What are we to make of the feature length documentary, The Social Dilemma? I would start with the fact that it’s immune to contradiction. You have to go to Netflix, a digital streaming service, to get lectured for 94 minutes about the horrors of digital life. In fact, the documentary is a “Netflix original,” which means it must have received some portion of the $17 billion the streaming giant spends on proprietary content. So it’s the web exploiting the anti-web. But you can also think of The Social Dilemma as a slick, manipulative film production slamming the big digital platforms for their slick, manipulative algorithms.
The digital environment, it seems, is Plato’s cave—dancing shadows on a wall that confuse and distract you. Or it’s a twist on the Hotel California, where you check in whenever you switch on your smartphone but you can never leave. Or it’s an evolutionary death trap, into which you are seduced by the lure of algorithmic brain candy. So we are told during the film by a succession of neo-Luddites and repentant techies who have themselves risen above any such failings.
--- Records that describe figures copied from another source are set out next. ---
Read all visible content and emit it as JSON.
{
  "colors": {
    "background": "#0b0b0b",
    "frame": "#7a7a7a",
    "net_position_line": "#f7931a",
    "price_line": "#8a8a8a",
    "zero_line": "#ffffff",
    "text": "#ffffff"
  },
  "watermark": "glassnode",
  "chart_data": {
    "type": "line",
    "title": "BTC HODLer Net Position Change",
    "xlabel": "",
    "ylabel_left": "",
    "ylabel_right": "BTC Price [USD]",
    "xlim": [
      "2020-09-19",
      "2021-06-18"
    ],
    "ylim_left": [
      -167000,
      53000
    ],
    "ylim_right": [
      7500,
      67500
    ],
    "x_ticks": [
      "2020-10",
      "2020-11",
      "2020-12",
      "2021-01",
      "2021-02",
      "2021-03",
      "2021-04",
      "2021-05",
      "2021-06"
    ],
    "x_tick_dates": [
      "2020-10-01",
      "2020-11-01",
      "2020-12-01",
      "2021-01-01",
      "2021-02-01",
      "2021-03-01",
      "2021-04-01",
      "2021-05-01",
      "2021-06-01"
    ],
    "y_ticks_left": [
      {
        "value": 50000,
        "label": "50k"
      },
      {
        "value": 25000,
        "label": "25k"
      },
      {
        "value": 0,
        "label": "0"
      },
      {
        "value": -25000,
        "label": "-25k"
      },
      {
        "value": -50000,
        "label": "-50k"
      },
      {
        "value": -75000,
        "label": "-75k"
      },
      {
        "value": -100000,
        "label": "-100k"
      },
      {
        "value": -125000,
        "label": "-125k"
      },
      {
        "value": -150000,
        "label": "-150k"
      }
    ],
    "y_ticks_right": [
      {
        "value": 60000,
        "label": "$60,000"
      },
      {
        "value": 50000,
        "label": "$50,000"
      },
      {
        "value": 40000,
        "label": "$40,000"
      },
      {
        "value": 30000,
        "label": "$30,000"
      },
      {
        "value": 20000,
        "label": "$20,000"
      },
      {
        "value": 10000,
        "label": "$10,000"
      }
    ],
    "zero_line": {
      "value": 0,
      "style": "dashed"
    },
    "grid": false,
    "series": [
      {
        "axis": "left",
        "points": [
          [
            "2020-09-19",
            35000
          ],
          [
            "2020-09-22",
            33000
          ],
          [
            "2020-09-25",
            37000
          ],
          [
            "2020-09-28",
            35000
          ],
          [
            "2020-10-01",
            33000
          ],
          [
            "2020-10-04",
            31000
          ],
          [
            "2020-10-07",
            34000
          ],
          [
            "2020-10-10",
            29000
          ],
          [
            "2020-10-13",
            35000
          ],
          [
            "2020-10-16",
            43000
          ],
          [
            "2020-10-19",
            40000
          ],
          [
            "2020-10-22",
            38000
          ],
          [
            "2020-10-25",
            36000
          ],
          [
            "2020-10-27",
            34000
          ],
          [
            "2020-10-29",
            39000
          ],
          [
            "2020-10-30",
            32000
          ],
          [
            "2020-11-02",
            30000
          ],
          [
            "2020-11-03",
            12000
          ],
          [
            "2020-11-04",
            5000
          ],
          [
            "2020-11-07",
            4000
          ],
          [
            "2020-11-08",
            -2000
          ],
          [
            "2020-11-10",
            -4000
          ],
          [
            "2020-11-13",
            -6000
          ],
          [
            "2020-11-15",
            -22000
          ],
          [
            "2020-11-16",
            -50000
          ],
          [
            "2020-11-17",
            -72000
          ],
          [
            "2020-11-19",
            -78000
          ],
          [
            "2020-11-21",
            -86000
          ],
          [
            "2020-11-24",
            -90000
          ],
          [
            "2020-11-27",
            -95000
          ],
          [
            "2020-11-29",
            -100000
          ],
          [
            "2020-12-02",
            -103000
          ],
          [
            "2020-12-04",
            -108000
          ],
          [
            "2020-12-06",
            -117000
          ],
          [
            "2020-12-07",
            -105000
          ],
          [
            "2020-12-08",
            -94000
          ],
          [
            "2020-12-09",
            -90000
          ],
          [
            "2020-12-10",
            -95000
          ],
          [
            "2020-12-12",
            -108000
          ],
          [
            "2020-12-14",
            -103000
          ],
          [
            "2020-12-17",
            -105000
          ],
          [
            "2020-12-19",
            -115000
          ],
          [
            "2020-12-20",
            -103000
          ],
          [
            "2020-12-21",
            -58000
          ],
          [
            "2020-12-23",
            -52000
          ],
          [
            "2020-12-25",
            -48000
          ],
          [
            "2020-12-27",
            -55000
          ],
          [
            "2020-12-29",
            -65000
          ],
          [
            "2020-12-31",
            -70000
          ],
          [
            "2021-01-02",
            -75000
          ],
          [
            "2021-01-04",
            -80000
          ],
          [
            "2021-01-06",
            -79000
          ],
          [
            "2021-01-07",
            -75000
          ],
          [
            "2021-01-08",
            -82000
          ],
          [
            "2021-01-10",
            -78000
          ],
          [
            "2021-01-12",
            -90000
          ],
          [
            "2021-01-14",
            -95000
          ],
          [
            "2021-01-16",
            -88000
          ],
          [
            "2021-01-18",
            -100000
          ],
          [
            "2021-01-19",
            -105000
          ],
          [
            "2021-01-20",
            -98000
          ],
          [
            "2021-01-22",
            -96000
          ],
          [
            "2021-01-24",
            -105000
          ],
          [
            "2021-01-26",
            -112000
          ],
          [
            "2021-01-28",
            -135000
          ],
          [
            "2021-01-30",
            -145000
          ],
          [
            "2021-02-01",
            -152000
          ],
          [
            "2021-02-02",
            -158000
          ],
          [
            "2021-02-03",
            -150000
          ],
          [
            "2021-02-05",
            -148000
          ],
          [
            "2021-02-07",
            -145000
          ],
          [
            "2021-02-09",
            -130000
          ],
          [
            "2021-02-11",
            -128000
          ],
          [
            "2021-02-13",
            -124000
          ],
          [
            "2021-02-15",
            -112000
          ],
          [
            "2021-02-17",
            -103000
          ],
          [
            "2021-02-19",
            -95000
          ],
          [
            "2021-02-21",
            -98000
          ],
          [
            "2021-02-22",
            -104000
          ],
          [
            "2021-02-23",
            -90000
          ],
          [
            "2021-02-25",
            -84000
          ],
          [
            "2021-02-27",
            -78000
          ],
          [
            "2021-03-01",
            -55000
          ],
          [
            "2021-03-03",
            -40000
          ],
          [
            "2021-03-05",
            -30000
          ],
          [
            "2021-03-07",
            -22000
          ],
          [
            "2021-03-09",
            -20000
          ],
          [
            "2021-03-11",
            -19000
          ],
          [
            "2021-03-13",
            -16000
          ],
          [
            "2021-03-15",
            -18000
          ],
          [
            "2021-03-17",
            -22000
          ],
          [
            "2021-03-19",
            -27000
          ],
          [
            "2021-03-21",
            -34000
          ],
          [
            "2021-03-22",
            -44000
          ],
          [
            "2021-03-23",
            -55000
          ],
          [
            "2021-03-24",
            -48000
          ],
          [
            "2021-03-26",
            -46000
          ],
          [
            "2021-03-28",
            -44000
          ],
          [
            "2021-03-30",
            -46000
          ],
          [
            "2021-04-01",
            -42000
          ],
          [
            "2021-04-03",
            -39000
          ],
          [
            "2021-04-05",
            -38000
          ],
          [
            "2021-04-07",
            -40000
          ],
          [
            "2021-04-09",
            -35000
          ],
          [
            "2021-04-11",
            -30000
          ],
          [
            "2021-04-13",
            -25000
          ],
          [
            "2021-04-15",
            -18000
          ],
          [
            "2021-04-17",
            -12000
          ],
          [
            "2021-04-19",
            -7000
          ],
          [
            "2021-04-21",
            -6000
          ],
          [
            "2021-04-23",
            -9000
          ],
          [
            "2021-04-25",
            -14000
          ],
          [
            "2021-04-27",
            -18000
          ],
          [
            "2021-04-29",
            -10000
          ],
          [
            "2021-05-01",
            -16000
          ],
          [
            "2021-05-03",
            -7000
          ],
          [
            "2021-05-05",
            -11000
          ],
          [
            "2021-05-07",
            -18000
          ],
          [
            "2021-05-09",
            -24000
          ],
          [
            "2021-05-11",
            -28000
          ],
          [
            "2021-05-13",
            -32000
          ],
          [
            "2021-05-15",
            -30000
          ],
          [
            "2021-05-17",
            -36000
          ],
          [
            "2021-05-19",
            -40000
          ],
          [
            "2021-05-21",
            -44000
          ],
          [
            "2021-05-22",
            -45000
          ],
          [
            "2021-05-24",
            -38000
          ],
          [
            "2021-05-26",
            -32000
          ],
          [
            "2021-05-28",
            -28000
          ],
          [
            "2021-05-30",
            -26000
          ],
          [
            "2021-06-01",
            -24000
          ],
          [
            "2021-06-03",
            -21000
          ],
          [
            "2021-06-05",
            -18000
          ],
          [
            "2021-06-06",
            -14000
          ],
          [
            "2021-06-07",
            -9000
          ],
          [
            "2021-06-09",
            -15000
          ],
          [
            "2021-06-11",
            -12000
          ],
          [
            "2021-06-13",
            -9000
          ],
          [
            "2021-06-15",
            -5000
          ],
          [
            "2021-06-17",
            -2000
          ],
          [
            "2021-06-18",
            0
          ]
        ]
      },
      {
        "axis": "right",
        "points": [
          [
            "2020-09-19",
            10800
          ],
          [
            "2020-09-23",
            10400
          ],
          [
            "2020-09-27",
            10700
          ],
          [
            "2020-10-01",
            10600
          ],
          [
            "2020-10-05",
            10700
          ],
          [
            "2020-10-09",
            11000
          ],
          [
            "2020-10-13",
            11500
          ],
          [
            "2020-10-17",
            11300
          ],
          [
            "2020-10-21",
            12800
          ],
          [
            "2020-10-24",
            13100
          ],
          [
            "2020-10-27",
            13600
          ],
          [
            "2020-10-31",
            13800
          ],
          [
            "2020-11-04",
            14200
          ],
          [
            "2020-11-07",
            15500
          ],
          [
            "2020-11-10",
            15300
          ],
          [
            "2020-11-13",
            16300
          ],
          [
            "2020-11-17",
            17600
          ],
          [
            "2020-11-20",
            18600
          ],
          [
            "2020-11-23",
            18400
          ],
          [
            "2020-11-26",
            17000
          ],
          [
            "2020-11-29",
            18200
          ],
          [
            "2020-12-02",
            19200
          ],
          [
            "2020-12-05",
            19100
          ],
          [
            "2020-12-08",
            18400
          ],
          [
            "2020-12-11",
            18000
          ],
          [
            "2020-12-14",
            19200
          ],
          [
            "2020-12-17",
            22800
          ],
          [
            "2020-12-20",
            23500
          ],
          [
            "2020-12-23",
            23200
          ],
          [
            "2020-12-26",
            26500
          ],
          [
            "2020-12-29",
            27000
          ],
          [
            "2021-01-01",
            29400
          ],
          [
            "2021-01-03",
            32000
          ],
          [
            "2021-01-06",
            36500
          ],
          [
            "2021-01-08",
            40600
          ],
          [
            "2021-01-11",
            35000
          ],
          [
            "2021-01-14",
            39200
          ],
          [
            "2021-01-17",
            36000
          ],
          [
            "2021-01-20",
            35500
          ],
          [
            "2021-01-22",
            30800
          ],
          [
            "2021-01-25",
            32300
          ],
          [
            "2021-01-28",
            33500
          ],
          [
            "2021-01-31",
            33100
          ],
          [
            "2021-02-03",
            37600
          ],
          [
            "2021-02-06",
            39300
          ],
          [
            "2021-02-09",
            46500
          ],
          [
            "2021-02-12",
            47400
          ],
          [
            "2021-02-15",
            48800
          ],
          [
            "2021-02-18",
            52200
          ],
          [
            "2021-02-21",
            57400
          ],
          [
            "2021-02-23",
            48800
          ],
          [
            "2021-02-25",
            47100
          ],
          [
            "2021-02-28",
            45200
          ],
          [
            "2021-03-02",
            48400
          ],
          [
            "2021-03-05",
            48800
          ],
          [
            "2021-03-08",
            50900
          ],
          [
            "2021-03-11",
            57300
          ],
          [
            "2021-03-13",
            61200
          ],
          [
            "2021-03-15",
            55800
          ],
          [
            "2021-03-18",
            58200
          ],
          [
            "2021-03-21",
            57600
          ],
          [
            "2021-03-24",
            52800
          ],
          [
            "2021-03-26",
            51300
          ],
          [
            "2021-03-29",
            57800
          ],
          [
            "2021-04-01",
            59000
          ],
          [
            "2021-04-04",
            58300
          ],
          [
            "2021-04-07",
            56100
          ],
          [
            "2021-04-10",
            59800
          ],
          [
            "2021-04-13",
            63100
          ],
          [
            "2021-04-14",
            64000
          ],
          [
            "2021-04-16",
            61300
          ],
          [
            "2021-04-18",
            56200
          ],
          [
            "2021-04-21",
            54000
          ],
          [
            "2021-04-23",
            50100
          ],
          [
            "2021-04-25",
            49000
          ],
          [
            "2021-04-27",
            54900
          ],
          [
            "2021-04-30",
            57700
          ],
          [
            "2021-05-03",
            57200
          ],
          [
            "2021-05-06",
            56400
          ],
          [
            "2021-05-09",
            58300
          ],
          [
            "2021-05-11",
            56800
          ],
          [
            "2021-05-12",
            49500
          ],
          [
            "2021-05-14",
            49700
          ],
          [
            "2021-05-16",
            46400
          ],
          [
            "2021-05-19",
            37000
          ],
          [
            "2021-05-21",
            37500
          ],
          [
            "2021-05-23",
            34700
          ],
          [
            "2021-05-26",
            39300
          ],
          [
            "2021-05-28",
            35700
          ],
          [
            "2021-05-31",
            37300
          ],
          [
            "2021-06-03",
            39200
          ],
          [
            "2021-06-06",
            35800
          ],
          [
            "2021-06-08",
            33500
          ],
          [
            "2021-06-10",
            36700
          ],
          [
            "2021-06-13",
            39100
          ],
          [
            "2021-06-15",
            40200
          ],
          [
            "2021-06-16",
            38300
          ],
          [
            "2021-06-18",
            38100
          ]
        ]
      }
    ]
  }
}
They know better, and they will grab you by the shoulders and tell you why.
Formally, The Social Dilemma consists of a series of interviews with experts inserted in brief cuts, which alternates with a supposedly comedic docu-drama about an average family’s travails with the smartphone, also presented in snippets. The level of subtlety probably falls below that of Soviet propaganda, but the point is clear enough. Properly understood, the documentary is an extended rant about the 21st century, using the digital world as proxy.
Viewing the web as a political doomsday device is now mandatory among our elites. Barack Obama, who won the presidency in 2008 in part because of a brilliant online campaign, recently told The Atlantic that he considers “the internet” to be the “single biggest threat to our democracy.” Francis Fukuyama, that barometer of elite opinion, holds that “social media” has been “weaponized against democracy.” The Social Dilemma pitches to this unhappy audience, riding every argument over the cliff to the most extreme conclusions.
In it, we are told that the internet is “really bad” or maybe “really, really bad,” like “a drug” but also like a “rabbit hole,” a “totally new species of power” that uses “disinformation for profit as a business model,” controlled by “digital Frankensteins that are terraforming the world in their image.” The effects are said to be manipulation, addiction, polarization, and exile to a kingdom of lies. “This is overpowering human nature,” intones Tristan Harris, a former “design ethicist” at Google who is introduced as “the closest thing to a conscience” in Silicon Valley, “and this is checkmate on humanity.” As we shuffle through this hellish landscape, the Obama theme is sounded—there’s talk of “a global assault on democracy,” for example—but, by comparison, it feels like a minor complaint.
The film treats the concept of “persuasion” as a self-evident moral abomination on a par with child abuse or cannibalism.